Hadislerde nasıl falcı ve büyücülerden uzak durulması tavsiye ediliyorsa iyi niyetle muska yazdığını söyleyen ve kendini hoca olarak tanıtan ama hocalıkla alakası olmayan, dini kisveye bürünmüş din bezirganlarından, cinci ve üfürükçülerden, kısacası bu tür “sahtekarlardan” da uzak durulması gerekir. Bu tür şarlatanlara (şeytanlaşmış kimselere) güvenerek Yüce Allah’tan uzaklaşanlar büyük bir yanlış yaptıklarını artık fark etmelidir.
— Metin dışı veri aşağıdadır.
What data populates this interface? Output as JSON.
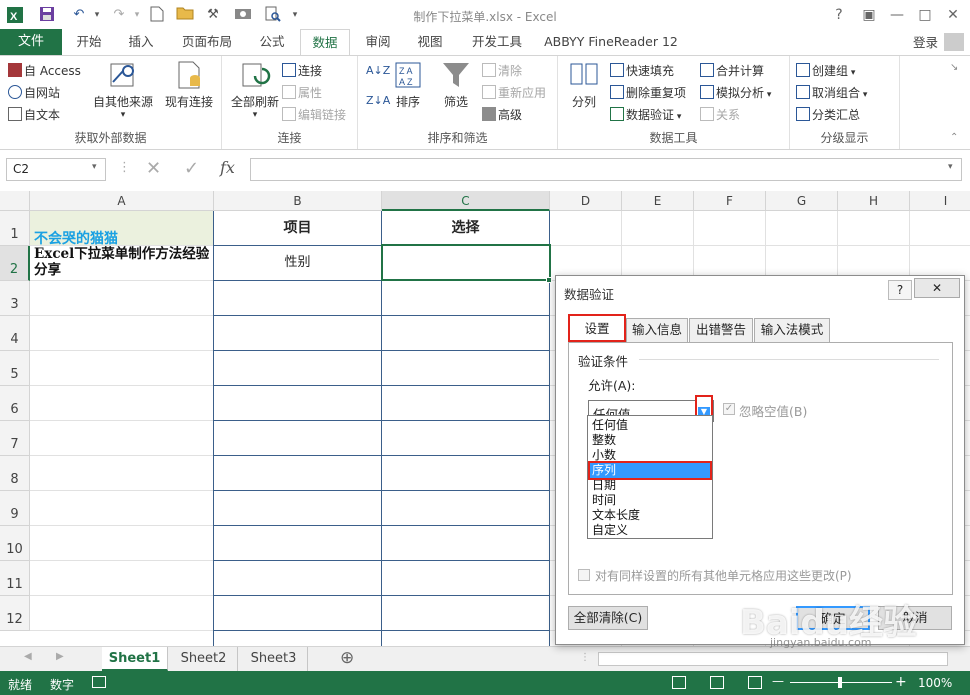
{
  "window": {
    "title": "制作下拉菜单.xlsx - Excel",
    "help": "?",
    "minimize": "—",
    "restore": "□",
    "close": "✕"
  },
  "ribbon_tabs": {
    "file": "文件",
    "tabs": [
      "开始",
      "插入",
      "页面布局",
      "公式",
      "数据",
      "审阅",
      "视图",
      "开发工具",
      "ABBYY FineReader 12"
    ],
    "active": "数据",
    "login": "登录"
  },
  "ribbon": {
    "get_external": {
      "from_access": "自 Access",
      "from_web": "自网站",
      "from_text": "自文本",
      "from_other": "自其他来源",
      "existing": "现有连接",
      "label": "获取外部数据"
    },
    "connections": {
      "refresh_all": "全部刷新",
      "connections": "连接",
      "properties": "属性",
      "edit_links": "编辑链接",
      "label": "连接"
    },
    "sort_filter": {
      "sort": "排序",
      "filter": "筛选",
      "clear": "清除",
      "reapply": "重新应用",
      "advanced": "高级",
      "label": "排序和筛选"
    },
    "data_tools": {
      "split": "分列",
      "flash_fill": "快速填充",
      "remove_dup": "删除重复项",
      "validation": "数据验证",
      "consolidate": "合并计算",
      "whatif": "模拟分析",
      "relations": "关系",
      "label": "数据工具"
    },
    "outline": {
      "group": "创建组",
      "ungroup": "取消组合",
      "subtotal": "分类汇总",
      "label": "分级显示"
    }
  },
  "formula_bar": {
    "name_box": "C2",
    "fx": "fx",
    "value": ""
  },
  "sheet": {
    "columns": [
      "A",
      "B",
      "C",
      "D",
      "E",
      "F",
      "G",
      "H",
      "I"
    ],
    "rows": [
      "1",
      "2",
      "3",
      "4",
      "5",
      "6",
      "7",
      "8",
      "9",
      "10",
      "11",
      "12"
    ],
    "selected_column": "C",
    "selected_row": "2",
    "cells": {
      "A1": "不会哭的猫猫",
      "A2": "Excel下拉菜单制作方法经验分享",
      "B1": "项目",
      "C1": "选择",
      "B2": "性别"
    },
    "colors": {
      "a1_text": "#1ba1e2",
      "a1_fill": "#ebf1de"
    }
  },
  "sheet_tabs": {
    "tabs": [
      "Sheet1",
      "Sheet2",
      "Sheet3"
    ],
    "active": "Sheet1",
    "add": "⊕"
  },
  "status_bar": {
    "ready": "就绪",
    "mode": "数字",
    "zoom": "100%",
    "minus": "—",
    "plus": "+"
  },
  "dialog": {
    "title": "数据验证",
    "help": "?",
    "close": "✕",
    "tabs": [
      "设置",
      "输入信息",
      "出错警告",
      "输入法模式"
    ],
    "active_tab": "设置",
    "section": "验证条件",
    "allow_label": "允许(A):",
    "allow_value": "任何值",
    "ignore_blank": "忽略空值(B)",
    "options": [
      "任何值",
      "整数",
      "小数",
      "序列",
      "日期",
      "时间",
      "文本长度",
      "自定义"
    ],
    "highlighted_option": "序列",
    "apply_all": "对有同样设置的所有其他单元格应用这些更改(P)",
    "clear_all": "全部清除(C)",
    "ok": "确定",
    "cancel": "取消"
  },
  "watermark": {
    "brand": "Baidu经验",
    "url": "jingyan.baidu.com"
  },
  "colors": {
    "excel_green": "#217346",
    "highlight_red": "#e2231a",
    "selection_blue": "#3399ff"
  }
}
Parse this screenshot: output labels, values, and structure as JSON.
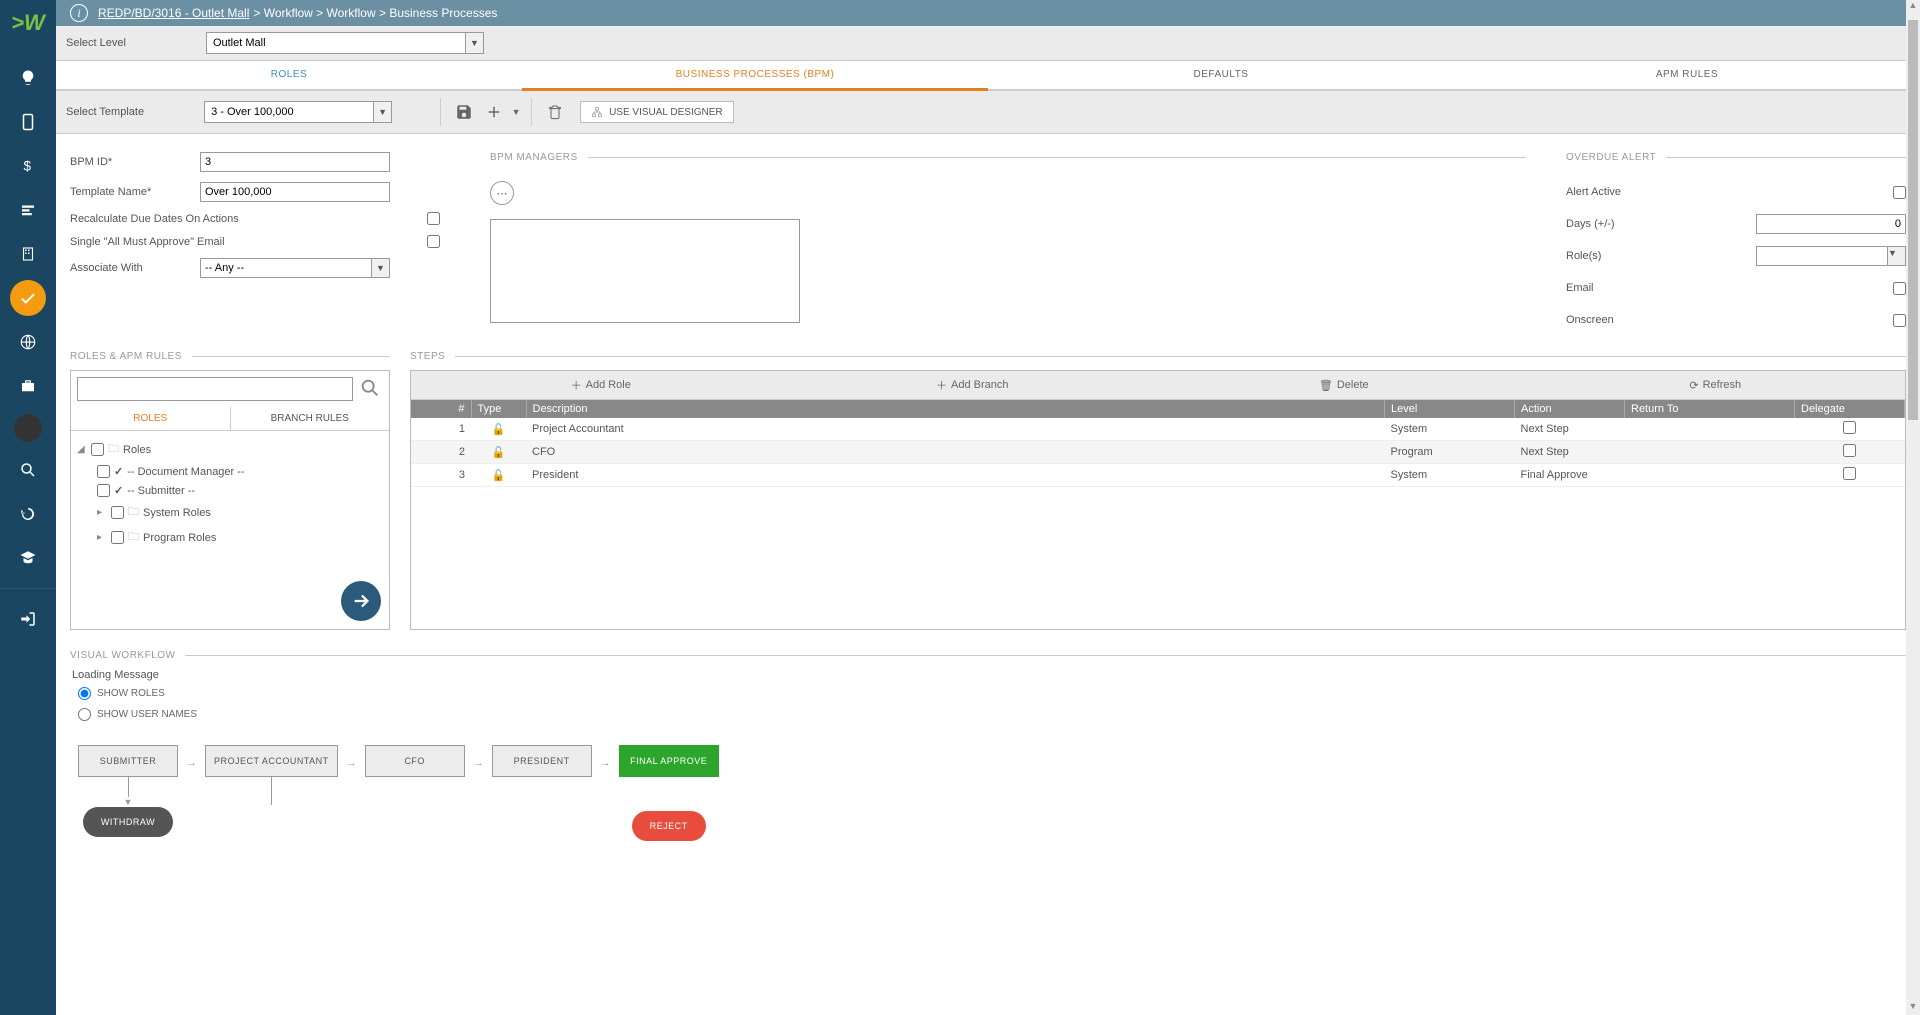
{
  "breadcrumb": {
    "link": "REDP/BD/3016 - Outlet Mall",
    "rest": " > Workflow > Workflow > Business Processes"
  },
  "level": {
    "label": "Select Level",
    "value": "Outlet Mall"
  },
  "tabs": {
    "roles": "ROLES",
    "bpm": "BUSINESS PROCESSES (BPM)",
    "defaults": "DEFAULTS",
    "apm": "APM RULES"
  },
  "toolbar": {
    "template_label": "Select Template",
    "template_value": "3 - Over 100,000",
    "visual_designer": "USE VISUAL DESIGNER"
  },
  "form": {
    "bpm_id_label": "BPM ID*",
    "bpm_id": "3",
    "template_name_label": "Template Name*",
    "template_name": "Over 100,000",
    "recalc_label": "Recalculate Due Dates On Actions",
    "single_label": "Single \"All Must Approve\" Email",
    "associate_label": "Associate With",
    "associate_value": "-- Any --"
  },
  "managers": {
    "title": "BPM MANAGERS"
  },
  "alert": {
    "title": "OVERDUE ALERT",
    "active_label": "Alert Active",
    "days_label": "Days (+/-)",
    "days_value": "0",
    "roles_label": "Role(s)",
    "email_label": "Email",
    "onscreen_label": "Onscreen"
  },
  "roles_panel": {
    "title": "ROLES & APM RULES",
    "tab_roles": "ROLES",
    "tab_branch": "BRANCH RULES",
    "tree": {
      "root": "Roles",
      "doc_mgr": "-- Document Manager --",
      "submitter": "-- Submitter --",
      "system": "System Roles",
      "program": "Program Roles"
    }
  },
  "steps": {
    "title": "STEPS",
    "btn_add_role": "Add Role",
    "btn_add_branch": "Add Branch",
    "btn_delete": "Delete",
    "btn_refresh": "Refresh",
    "headers": {
      "num": "#",
      "type": "Type",
      "desc": "Description",
      "level": "Level",
      "action": "Action",
      "return": "Return To",
      "delegate": "Delegate"
    },
    "rows": [
      {
        "num": "1",
        "desc": "Project Accountant",
        "level": "System",
        "action": "Next Step"
      },
      {
        "num": "2",
        "desc": "CFO",
        "level": "Program",
        "action": "Next Step"
      },
      {
        "num": "3",
        "desc": "President",
        "level": "System",
        "action": "Final Approve"
      }
    ]
  },
  "visual": {
    "title": "VISUAL WORKFLOW",
    "loading": "Loading Message",
    "show_roles": "SHOW ROLES",
    "show_users": "SHOW USER NAMES",
    "nodes": {
      "submitter": "SUBMITTER",
      "pa": "PROJECT ACCOUNTANT",
      "cfo": "CFO",
      "president": "PRESIDENT",
      "final": "FINAL APPROVE",
      "withdraw": "WITHDRAW",
      "reject": "REJECT"
    }
  }
}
Sonuç olarak, hastalıktan, nazardan veya hasetçilerin şerrinden korunmak için muska takmak veya yanında taşımak kesinlikle haramdır. Zira muska taşımanın bir sonraki aşaması taktığı o şeye kutsallık atfetmeye başlamak, Yüce Allah ile arasına maddi aracılar koymak ve nihayet Yüce Allah’tan uzaklaşıp muskaya ve muskacılara güvenip onlardan yardım beklemektir. Görüldüğü üzere muska takmanın kişiyi şirke düşürme tehlikesi mevcuttur. Göz göre göre muska takmayı savunanlar, insanların zaaflarını kendi çıkarlarına alet edenler ve insanları Yüce Allah’a yöneltmek yerine “taşıdıkları nesnelerin onları kötülüklerden koruyacağı inancına/düşüncesine” sevk edenler büyük bir vebali omuzladıklarını bilmelidir.
[1] Müslim, Sahih,39/Selâm, 19 (II, 1722), nr: 47, 48; İbn Mâce, Sünen, 31/Tıb, 19, 36 (II, 1150, 1163).
[2] Örnekler için bkz. Ebû Dâvûd, Sünen, 27/Tıb, 19 (IV, 217-218); Tirmizî, Câmiu’s-Sahîh, 26/Tıb, 29 (IV, 408); İbn Mâce, Sünen, 31/Tıb, 36 (II, 1164); Mâlik b. Enes, Muvattâ,5/‘Ayn, 4 (II, 942), nr: 9.
[3] Tirmizî, Câmiu’s-Sahîh, 26/Tıb, 24 (IV, 403); Nesâî, Sünen, 37/Tahrîm, 19 (VII, 112); İbn Hanbel, Müsned, IV, 310-311).
[4] Konuyla ilgili bazı örnekler için şu kitaba bakılabilir: Çelik, Ali, İslâm’ın Kabul veya Reddettiği Halk İnançları, Hicaz Bölgesi, Beyan Yay., İstanbul, 1995, s. 186-188.
[5] el-Hac, 22/12.
[6] Müslim, Selâm, 125; Ebû Dâvûd, Tıb, 21; Tirmizî, Taharet, 102; İbn Mâce, Taharet, 122; İbn Hanbel, 2/429; 3/14; 4/68; 5/380.